The Greek word for “thief” used in John 10:10 means “one who steals” (see Matthew 6:19–20); figuratively, the same word is used to refer to false teachers. Anyone who claimed a way of salvation other than Jesus was “robbing” the people of truth. Just as a thief clambers over the wall of the sheepcote, bypassing the gate, false teachers attempt to bypass Jesus. Those who, like the Pharisees, put manmade requirements on people for salvation are false teachers who “steal” people’s ability to see the true means of salvation. The result of such thievery is death and destruction, as Jesus said the thief’s plan is to “kill and destroy.” It should be stated that the Law and the Prophets, though they came before Jesus, are not thieves and robbers. The Law and the Prophets did not offer another way of salvation but pointed forward to the one way of salvation (John 5:39).
False teachers are thieves who may claim to offer salvation, but their intentions are not good. Jesus had earlier told some unbelievers, “You belong to your father, the devil, and you want to carry out your father’s desires. He was a murderer from the beginning, not holding to the truth, for there is no truth in him. When he lies, he speaks his native language, for he is a liar and the father of lies” (John 8:44). Ultimately, these false teachers/thieves are carrying out Satan’s intentions. Rather than bring life, they bring death. Rather than give, they steal. Rather than build up, they destroy.
Dealing with spiritual thieves is a serious matter. Twice, Paul told the Galatians that “if anybody is preaching to you a gospel other than what you accepted, let them be under God’s curse!” (Galatians 1:8–9). There is only one gospel, and that is the message of Jesus’ death and resurrection (1 Corinthians 15:3–5). Any other so-called gospel is to be rejected.
We are not free of false teachers today. Peter wrote, “There will be false teachers among you. They will secretly introduce destructive heresies, even denying the sovereign Lord who bought them—bringing swift destruction on themselves. Many will follow their depraved conduct and will bring the way of truth into disrepute. In their greed these teachers will exploit you with fabricated stories. Their condemnation has long been hanging over them, and their destruction has not been sleeping” (2 Peter 2:1–3).
Praise the Lord, God’s sheep are protected from the thief by their Shepherd.
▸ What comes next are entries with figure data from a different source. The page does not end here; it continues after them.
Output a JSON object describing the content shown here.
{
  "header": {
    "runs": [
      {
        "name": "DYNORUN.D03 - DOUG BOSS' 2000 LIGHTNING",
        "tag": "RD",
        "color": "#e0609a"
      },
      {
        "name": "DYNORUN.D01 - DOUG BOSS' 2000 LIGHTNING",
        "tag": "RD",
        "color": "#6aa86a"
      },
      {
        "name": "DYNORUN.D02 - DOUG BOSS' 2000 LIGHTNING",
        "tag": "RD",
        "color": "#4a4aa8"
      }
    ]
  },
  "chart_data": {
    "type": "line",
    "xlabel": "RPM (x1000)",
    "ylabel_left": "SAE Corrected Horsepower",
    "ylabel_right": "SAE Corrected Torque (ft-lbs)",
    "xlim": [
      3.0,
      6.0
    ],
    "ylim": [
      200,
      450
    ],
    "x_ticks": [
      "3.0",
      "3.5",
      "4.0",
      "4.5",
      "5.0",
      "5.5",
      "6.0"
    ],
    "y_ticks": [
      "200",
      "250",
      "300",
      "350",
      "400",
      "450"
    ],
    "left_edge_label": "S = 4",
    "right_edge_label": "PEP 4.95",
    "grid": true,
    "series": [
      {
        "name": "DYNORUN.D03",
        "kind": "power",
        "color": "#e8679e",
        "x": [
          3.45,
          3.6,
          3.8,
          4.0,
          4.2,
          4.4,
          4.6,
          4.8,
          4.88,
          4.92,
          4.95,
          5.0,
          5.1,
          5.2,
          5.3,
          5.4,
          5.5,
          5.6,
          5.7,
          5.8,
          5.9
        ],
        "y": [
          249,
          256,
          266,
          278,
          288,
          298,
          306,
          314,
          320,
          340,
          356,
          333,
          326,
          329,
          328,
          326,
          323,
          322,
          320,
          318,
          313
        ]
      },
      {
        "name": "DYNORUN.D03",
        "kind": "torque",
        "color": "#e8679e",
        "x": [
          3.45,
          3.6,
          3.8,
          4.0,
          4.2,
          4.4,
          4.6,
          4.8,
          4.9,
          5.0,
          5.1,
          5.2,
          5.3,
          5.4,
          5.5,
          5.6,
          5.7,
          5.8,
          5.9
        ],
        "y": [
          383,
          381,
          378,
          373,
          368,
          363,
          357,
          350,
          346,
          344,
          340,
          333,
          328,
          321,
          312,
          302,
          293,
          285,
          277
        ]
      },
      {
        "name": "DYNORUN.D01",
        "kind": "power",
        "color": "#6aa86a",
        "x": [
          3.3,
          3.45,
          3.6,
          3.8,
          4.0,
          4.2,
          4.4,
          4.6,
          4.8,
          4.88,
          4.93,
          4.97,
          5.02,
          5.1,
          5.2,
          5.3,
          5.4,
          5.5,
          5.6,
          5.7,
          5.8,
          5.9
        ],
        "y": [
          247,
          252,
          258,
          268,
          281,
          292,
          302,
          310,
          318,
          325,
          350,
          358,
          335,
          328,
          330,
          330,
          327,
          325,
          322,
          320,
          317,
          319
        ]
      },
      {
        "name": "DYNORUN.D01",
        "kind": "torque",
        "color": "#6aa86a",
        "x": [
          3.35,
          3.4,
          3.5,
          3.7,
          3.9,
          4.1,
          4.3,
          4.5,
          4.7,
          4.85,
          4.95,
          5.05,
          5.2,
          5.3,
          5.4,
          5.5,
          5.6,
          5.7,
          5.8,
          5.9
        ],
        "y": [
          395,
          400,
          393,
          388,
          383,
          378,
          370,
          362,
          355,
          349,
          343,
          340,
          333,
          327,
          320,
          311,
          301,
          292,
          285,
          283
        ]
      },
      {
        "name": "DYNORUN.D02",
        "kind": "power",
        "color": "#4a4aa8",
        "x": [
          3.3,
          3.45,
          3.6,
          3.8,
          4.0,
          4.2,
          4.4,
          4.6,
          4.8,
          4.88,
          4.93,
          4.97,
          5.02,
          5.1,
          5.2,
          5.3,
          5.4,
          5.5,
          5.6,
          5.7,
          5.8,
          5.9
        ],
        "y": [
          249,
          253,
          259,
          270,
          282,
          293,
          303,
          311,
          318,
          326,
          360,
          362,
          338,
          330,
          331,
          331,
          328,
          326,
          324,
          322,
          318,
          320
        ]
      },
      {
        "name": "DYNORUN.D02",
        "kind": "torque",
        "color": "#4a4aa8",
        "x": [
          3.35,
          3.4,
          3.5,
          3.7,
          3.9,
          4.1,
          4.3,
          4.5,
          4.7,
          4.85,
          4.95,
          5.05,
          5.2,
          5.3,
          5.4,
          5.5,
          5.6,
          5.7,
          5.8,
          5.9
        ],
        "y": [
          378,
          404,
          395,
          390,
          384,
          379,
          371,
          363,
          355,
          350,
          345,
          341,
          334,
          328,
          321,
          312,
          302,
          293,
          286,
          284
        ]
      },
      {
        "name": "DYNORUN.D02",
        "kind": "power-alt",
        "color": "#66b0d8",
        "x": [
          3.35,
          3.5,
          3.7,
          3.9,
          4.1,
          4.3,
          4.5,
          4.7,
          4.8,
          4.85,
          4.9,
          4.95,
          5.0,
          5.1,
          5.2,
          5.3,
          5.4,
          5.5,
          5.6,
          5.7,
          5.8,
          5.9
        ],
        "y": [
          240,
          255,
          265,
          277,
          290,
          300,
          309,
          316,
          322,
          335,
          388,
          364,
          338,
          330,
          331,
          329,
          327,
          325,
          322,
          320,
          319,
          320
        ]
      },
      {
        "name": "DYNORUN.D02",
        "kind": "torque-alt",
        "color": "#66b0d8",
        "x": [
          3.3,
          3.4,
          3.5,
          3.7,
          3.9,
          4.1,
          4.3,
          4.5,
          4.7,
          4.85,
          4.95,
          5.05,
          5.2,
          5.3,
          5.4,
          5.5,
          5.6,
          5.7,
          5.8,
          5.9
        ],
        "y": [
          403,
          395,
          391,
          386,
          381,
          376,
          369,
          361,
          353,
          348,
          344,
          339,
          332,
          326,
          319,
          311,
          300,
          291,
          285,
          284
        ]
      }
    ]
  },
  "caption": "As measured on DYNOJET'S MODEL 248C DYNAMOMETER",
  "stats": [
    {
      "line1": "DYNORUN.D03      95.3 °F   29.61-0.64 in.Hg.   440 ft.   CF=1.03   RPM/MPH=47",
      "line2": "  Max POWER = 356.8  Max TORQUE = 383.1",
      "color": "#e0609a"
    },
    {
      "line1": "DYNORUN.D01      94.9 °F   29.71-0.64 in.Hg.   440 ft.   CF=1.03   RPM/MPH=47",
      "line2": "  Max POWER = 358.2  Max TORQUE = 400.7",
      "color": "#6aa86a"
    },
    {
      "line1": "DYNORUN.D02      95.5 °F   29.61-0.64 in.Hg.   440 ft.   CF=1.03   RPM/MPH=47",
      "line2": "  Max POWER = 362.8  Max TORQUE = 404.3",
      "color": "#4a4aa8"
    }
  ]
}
Jesus said, “I am the good shepherd. The good shepherd lays down his life for the sheep” (John 10:11). The sheep “follow him because they know his voice. But they will never follow a stranger; in fact, they will run away from him because they do not recognize a stranger’s voice” (John 10:4–5). It is by knowing truth, knowing God’s voice, that we defend against the deceptions of those who would seek to steal, kill, and destroy. Life is in Jesus and Him alone.